The light rain shower of the previous day resulted in a rather chilly weather that made the body shiver this morning. The tall buildings at the Melrose Arch couldn’t contain the strong wind blowing across the area. Even the hot cups of coffee we gulped at breakfast did not help much. However, it was in this atmosphere that we found our way to the waiting coach on the other side of the street. We awaited the arrival of the other members of the group who were still busy at the breakfast table, and before long, we began the journey to Pretoria.
As we proceeded on our journey, beautiful landscapes with mountains serving as backdrops greeted our eyes. No doubt, I could have guessed that the sight would have inspired another masterpiece from Picasso!
In the city centre of Pretoria, we moved through many streets, leaving notable departmental stores like Shoprite and the famous Woolworth behind us as we navigated towards the Union building, Pretoria’s most famous landmark.
The Union Building is situated on Meintjeskop, the highest point of old Pretoria. It symbolises the authority of the state and the status of Pretoria as the headquarters of the national government. Greg of Bophelo Tours, our guide, later explains to us that Meintjeskop is situated on the eastern boundary of Elandsfontein, one of the two farms on which Pretoria was originally established in 1855.
“The farm belonged to President Wessel Pretorius, after whom the city was named,” explained Greg, our tour guide. “Pretorius sold the portion of the farm on which the Union Buildings stand to Andries Francois du Toit, Pretoria’s first magistrate, who sold the land to Stephanus Jacobus Meintjes, after whom Meintjeskop was named.”
The design of the Union Building is breathtaking. Right in front of the building, to the left, is an expansive garden that is neatly mowed and kept. Few people were lying on the lush carpet grass, basking in the rays of the sun. A few metres further down, a couple and their bridal train were engrossed in a photo shooting session. “Sorry we are barging in on your wedding,” says Tsholofelo Mogale of South African Tourism, as we walked towards the newly-weds, full of admiration. But there was no response from the train, who were rather overjoyed to notice the rude interruption.
A few minutes later, we returned to the Union Building to admire its magnificent heights with the Torch of Peace burning brightly in front of it. The Union Building was built to house the government departments of the new union of South Africa in 1910, and is one of Sir Hebert Baker’s finest designs.

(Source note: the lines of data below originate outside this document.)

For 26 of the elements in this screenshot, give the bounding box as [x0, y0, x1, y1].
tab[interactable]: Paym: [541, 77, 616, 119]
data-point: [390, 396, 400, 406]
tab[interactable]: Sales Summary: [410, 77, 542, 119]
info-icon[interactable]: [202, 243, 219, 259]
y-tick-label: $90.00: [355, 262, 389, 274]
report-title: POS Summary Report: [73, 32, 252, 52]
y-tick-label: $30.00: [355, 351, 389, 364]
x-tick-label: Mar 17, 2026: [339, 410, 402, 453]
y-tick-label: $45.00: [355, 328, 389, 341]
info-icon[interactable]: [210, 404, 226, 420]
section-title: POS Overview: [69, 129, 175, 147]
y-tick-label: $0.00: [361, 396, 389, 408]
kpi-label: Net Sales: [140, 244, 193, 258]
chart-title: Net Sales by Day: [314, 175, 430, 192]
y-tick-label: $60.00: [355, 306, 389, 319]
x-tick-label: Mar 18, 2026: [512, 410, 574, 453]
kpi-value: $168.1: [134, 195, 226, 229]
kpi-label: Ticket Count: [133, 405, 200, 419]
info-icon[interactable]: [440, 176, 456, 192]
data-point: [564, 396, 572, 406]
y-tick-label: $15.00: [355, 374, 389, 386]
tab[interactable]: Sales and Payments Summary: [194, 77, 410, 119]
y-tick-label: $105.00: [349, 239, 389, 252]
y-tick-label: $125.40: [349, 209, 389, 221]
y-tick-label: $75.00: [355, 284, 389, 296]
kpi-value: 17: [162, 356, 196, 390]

Greg also told us that the much-admired garden was designed by Baker as a public park, modelled on those of the famous Villa d’Este at Tivoli near Rome in Italy. From Church Street, we look over the wide expanse of lawns bounded on the east and west by tall avenues that slope to the public road which traverses the length of the buildings. This road meanders up the western slope from the city in easy curves, which makes us have a glimpse of the building from different angles as we proceed up the hill.
As we looked keenly at the brownish building, we realised that the redstones, columns and walls are even more smoothly finished, and the craftsmanship displayed in the stonework shows a perfection which one may say the work of any artist has not achieved before. From the Union Building, the coach meanders towards the Church Square, which is a beehive of activities when we arrive. Families, little boys and girls, middle-aged men and women are all over the place, taking photographs, chatting, exchanging pleasantries or relaxing on the lush grass. A small group of people cluster around because it is a beautiful way to relax at midday on a Friday.
The imposing statue of Paul Kruger is unmistakable in the park. The statue was completed by the famous sculptor, Anton van Wouw. Kruger was a former president of South Africa. His term in office coincided with the discovery of gold on the Witwatersrand in 1886, which led to an influx of foreign fortune-seekers and miners, and eventually the outbreak of the Anglo-Boer war in 1899. The statue was completed in 1899, and only arrived in Maputo after the outbreak of the war, where it remained until after the war. It was eventually erected in the Prince’s park, Church Street West, in 1913. But in 1925 I was moved and erected in front of the Pretoria Railway Station before it was finally brought to the Church Square in 1954. This incessant movement of the statue explains the blisters which now cover it.